COS 53-6 - Northern complexity: Genetic evidence for a mosaic of Alnus refugia in Alaska and adjacent Canada

Tuesday, August 8, 2017: 3:20 PM
B118-119, Oregon Convention Center
Joseph D. Napier1, Guillaume de Lafontaine1, Matias C. Fernandez1, Katy D. Heath1 and Feng Sheng Hu2, (1)Plant Biology, University of Illinois at Urbana-Champaign, Urbana, IL, (2)Departments of Plant Biology and Geology, Program in Ecology, Evolution, and Conservation Biology, University of Illinois at Urbana-Champaign, Urbana, IL
Background/Question/Methods

Many organisms have undergone dramatic range shifts in response to Quaternary climate change. Recent studies combining population genetic analyses, paleorecords, and species distribution models (SDMs) provide evidence that isolated pockets of favorable microclimates might have allowed small populations to persist in ‘cryptic refugia’ through the Last Glacial Maximum (LGM).

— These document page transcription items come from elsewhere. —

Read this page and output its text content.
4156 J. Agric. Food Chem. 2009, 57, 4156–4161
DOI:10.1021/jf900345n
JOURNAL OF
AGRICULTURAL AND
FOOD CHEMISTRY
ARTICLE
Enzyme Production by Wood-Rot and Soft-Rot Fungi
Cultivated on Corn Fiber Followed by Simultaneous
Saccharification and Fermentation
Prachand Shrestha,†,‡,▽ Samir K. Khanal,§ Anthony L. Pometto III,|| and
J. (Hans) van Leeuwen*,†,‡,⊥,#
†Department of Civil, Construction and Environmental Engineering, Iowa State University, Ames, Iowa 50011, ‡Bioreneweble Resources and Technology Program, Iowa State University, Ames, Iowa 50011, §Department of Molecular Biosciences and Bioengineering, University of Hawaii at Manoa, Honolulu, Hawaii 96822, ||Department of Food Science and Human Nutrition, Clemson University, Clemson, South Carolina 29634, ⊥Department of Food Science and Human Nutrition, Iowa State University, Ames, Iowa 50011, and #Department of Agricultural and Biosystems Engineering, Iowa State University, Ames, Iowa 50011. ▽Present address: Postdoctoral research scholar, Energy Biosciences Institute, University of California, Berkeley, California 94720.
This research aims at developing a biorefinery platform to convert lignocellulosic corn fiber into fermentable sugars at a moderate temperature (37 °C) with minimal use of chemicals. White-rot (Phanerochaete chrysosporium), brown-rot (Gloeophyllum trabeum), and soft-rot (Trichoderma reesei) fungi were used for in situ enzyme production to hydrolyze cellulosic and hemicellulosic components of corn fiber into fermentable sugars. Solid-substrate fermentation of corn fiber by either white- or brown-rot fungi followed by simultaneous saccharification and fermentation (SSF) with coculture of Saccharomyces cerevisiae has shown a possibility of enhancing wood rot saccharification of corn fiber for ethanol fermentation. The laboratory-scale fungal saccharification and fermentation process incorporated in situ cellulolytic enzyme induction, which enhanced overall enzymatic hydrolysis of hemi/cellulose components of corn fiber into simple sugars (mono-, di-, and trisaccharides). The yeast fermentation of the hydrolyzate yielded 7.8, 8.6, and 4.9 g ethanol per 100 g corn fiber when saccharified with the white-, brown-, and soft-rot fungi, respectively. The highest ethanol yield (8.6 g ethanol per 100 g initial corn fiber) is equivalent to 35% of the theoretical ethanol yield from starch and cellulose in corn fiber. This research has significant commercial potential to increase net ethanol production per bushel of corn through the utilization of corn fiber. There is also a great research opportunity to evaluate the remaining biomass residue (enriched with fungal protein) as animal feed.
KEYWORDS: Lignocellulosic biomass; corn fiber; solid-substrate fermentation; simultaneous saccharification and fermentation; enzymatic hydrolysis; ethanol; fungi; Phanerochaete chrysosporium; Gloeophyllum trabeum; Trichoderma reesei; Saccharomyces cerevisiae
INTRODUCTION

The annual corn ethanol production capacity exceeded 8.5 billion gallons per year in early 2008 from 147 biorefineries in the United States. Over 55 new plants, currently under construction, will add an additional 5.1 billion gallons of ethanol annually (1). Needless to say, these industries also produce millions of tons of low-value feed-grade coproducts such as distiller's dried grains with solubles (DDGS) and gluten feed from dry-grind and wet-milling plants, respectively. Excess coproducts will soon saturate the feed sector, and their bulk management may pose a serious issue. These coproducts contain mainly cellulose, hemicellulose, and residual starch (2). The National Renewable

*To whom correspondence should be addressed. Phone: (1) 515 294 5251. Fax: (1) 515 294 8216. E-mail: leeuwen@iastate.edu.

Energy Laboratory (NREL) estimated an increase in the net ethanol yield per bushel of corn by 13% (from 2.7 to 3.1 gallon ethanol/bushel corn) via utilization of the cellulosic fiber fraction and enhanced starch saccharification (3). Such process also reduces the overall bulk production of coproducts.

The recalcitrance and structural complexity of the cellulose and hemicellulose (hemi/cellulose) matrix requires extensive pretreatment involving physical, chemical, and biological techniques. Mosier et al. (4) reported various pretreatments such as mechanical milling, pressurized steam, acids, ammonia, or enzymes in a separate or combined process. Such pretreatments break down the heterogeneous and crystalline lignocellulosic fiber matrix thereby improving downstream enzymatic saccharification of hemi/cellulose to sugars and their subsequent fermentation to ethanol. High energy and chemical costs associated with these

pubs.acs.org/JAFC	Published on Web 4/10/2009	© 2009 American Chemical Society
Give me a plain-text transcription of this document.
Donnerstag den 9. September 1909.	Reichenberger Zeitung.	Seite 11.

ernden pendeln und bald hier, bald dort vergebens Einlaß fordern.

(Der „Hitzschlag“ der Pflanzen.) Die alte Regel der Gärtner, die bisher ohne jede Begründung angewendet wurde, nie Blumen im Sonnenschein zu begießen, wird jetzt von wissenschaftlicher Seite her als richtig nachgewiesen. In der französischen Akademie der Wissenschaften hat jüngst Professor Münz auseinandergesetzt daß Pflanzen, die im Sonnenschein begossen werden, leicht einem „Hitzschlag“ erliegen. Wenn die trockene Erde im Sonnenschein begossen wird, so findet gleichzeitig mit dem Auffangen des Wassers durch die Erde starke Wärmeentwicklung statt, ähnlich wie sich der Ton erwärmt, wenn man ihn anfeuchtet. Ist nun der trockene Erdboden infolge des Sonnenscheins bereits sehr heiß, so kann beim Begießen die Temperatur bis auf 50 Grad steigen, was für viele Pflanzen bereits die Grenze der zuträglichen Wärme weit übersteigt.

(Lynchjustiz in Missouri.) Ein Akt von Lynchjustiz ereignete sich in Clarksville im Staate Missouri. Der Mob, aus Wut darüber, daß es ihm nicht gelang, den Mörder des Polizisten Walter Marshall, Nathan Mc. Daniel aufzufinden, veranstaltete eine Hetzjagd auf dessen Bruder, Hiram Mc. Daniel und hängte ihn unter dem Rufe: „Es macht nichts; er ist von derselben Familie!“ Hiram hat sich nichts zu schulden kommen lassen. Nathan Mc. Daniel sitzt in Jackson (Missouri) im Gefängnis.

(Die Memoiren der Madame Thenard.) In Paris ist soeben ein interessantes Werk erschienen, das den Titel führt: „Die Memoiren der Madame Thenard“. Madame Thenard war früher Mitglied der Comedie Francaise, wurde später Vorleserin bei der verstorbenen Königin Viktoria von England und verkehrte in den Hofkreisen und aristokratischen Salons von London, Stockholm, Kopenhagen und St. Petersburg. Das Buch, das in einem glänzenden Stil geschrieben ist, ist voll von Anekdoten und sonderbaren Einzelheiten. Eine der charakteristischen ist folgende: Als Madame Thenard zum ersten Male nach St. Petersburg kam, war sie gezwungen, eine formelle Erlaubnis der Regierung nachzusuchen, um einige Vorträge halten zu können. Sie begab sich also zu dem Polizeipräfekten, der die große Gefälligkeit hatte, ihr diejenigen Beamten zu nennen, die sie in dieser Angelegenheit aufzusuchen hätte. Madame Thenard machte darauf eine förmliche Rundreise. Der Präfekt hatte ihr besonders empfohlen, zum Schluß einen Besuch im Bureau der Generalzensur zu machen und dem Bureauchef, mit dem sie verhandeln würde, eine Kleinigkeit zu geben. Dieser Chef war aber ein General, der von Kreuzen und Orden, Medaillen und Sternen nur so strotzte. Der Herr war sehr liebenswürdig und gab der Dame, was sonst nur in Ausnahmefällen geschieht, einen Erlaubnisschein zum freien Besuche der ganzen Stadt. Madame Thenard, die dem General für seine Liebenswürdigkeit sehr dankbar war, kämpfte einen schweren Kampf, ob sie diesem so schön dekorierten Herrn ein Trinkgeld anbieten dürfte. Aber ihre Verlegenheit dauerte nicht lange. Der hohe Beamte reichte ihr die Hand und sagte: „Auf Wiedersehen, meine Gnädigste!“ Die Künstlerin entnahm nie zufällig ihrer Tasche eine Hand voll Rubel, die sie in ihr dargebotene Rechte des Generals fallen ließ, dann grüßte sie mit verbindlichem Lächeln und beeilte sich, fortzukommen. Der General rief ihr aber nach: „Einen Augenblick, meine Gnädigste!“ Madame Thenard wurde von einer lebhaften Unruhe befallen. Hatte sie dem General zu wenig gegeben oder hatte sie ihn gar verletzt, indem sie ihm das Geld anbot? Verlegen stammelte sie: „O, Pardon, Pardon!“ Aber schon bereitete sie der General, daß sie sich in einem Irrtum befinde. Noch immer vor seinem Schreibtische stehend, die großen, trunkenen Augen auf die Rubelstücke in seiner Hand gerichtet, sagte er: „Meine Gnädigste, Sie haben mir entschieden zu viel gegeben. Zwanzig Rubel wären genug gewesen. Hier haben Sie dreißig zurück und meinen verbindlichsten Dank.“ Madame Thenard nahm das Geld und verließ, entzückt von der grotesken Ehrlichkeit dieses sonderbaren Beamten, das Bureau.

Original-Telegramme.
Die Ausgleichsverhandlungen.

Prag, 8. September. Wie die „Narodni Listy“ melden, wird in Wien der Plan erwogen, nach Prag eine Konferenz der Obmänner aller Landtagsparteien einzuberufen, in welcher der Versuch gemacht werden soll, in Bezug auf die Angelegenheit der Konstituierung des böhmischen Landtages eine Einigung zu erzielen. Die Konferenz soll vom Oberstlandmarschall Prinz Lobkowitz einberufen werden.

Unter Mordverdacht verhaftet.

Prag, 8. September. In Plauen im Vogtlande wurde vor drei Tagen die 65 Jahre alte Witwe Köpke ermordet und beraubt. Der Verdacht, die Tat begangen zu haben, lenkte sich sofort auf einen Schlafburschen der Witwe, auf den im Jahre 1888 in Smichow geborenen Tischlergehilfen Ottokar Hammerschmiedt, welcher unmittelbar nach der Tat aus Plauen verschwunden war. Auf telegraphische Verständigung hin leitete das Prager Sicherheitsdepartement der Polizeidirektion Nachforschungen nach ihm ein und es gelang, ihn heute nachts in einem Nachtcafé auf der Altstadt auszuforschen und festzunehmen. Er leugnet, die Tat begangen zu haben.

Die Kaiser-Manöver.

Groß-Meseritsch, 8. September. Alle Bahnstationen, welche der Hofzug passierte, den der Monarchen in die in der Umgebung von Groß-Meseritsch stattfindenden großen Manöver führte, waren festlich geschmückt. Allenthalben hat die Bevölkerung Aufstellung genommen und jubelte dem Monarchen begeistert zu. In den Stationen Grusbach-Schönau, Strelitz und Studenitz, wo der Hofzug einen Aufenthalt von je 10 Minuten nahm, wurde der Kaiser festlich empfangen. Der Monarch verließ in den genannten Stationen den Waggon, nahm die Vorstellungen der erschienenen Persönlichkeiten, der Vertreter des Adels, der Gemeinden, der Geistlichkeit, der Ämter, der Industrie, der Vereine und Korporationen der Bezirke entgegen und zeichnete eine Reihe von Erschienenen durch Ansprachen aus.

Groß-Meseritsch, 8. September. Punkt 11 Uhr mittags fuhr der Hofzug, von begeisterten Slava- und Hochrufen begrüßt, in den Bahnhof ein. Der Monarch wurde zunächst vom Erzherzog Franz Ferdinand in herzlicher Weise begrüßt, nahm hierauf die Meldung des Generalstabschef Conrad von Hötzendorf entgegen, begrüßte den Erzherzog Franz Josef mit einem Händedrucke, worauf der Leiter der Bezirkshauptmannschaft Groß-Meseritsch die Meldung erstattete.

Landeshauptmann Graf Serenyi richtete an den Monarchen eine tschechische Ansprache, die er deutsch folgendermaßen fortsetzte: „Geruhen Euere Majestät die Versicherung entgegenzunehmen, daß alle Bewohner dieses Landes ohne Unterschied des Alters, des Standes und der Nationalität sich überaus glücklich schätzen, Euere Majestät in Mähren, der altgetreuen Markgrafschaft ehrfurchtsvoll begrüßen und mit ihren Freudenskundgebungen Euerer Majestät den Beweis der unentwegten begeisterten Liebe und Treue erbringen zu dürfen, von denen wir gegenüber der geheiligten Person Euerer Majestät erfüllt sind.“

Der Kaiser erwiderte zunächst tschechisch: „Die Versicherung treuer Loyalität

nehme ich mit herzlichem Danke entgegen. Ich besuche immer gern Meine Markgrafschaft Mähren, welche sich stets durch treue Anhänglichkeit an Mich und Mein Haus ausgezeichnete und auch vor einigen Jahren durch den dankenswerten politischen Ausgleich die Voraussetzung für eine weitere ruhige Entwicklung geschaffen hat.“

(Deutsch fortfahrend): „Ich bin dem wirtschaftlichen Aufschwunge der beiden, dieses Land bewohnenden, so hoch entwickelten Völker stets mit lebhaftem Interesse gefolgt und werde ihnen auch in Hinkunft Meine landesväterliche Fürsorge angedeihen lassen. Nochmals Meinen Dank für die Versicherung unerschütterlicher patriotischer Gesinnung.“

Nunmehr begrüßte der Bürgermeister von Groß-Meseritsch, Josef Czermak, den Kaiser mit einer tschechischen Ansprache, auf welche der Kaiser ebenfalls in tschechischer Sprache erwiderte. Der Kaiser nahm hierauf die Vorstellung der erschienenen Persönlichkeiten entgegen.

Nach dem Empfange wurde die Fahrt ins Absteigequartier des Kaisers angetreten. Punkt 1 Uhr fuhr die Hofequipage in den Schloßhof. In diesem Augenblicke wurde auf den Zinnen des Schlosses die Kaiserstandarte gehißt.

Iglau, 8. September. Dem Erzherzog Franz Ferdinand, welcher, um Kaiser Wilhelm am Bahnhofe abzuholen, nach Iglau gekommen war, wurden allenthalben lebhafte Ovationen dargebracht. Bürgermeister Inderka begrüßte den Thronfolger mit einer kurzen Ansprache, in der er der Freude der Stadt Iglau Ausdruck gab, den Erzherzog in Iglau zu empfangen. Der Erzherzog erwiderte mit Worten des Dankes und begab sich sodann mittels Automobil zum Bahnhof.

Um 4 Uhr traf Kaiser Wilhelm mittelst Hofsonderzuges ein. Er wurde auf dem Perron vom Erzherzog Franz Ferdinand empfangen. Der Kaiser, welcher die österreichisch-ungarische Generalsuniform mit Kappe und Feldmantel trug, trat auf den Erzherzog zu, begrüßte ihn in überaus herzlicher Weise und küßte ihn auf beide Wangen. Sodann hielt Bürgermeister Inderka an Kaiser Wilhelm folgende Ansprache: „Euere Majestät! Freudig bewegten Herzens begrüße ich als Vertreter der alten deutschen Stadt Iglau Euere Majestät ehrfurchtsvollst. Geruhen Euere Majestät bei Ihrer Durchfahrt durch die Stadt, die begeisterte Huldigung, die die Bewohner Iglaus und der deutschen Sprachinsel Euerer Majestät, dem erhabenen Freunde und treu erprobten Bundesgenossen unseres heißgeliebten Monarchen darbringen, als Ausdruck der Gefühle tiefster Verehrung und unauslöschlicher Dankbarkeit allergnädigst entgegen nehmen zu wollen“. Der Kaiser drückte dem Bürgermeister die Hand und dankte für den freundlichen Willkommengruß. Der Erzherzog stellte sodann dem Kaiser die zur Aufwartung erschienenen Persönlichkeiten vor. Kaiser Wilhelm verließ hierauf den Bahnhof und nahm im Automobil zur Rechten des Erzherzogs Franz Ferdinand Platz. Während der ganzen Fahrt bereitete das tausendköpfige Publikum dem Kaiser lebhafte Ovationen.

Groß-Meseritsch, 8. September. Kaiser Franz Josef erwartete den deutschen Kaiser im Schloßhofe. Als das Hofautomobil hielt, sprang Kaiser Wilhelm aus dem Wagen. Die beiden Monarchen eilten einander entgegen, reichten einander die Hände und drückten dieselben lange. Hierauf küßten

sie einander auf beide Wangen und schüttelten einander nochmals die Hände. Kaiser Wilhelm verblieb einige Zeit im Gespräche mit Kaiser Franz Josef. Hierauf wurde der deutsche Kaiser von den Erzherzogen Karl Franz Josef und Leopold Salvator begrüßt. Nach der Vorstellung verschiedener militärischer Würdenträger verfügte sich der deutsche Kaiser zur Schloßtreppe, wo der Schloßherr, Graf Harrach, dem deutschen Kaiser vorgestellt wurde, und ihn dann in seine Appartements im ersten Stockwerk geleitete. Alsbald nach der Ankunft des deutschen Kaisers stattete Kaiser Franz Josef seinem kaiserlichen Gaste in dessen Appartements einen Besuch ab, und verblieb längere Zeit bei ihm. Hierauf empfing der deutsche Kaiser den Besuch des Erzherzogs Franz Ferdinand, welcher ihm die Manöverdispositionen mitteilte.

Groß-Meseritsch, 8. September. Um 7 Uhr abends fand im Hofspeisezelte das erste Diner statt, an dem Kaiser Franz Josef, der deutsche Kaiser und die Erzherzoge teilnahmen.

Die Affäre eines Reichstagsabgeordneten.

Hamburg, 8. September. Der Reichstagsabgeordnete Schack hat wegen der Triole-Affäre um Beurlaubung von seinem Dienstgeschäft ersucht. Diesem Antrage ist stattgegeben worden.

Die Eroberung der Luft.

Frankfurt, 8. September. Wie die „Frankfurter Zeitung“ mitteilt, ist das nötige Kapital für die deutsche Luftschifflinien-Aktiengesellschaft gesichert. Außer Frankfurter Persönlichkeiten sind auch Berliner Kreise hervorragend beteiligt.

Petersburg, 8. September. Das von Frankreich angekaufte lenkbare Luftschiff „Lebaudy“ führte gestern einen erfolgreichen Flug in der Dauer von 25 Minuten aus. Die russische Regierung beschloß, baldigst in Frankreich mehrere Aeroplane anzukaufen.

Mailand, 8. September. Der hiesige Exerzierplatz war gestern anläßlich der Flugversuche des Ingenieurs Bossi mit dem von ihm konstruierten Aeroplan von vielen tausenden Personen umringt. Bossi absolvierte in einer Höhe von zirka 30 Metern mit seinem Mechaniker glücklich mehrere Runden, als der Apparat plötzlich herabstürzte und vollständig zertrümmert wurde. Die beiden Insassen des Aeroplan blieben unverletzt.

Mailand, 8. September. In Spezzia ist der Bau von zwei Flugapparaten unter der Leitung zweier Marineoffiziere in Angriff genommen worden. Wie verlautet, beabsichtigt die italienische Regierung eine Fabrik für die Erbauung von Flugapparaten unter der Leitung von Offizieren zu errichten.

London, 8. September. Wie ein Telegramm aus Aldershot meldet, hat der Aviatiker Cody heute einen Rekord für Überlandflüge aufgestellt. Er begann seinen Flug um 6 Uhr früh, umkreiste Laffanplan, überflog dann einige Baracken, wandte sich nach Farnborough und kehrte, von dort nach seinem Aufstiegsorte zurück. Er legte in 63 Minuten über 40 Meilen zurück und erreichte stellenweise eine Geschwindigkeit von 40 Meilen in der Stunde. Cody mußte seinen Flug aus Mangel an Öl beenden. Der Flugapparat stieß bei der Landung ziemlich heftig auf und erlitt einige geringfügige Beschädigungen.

The main objective of this study is to assess the locations of refugia for alder in the vast unglaciated areas with topographic complexity in Alaska and adjacent Canada. We obtained 570 foliar samples from 71 populations of a species complex (n=3 taxa) of Alnus, a common constituent of high-latitude vegetation. These samples were analyzed for RADSeq (restriction-site associated DNA sequencing) to assess genome-wide variation, yielding a high-spatial-resolution dataset. We use these results in conjunction with SDMs-based hindcasts of the probability of species presence during the LGM to infer the locations and dynamics of refugial populations.

Results/Conclusions

For each of the three taxa sampled in the Alnus complex, our RADseq results and paleoSDMs provide evidence for multiple LGM refugia in isolated areas nested in a complex topography. The locations of these refugia differed among these closely related taxa, highlighting individualistic ecological and evolutionary responses to climate change. Alnus viridis subsp. fruticosa persisted in northwestern and eastern refugia, whereas populations of Alnus viridis subsp. sinuata survived the LGM in southwestern and southeastern Alaska. Alnus incana subsp. tenuifolia expanded locally from a distinct southern Alaska refugium. Pollen records from several decades of palynological research suggest glacial refugia of Alnus in southern and northwestern Alaska, without differentiation among these three taxa. Our data from RADseq analysis and paleoSDMs reveal taxon-specific refugia that are far more clear and complex than the pollen records. Moreover, comparing our tentative refugial locations with an Alaskan digital elevation model suggests landscape heterogeneity in unglaciated areas facilitated in situ persistence of multiple isolated populations through the LGM. Overall our results suggest that small populations of Alnus existed in a mosaic of high-latitude LGM refugia and that landscape heterogeneity played an important role in their responses to climate shifts.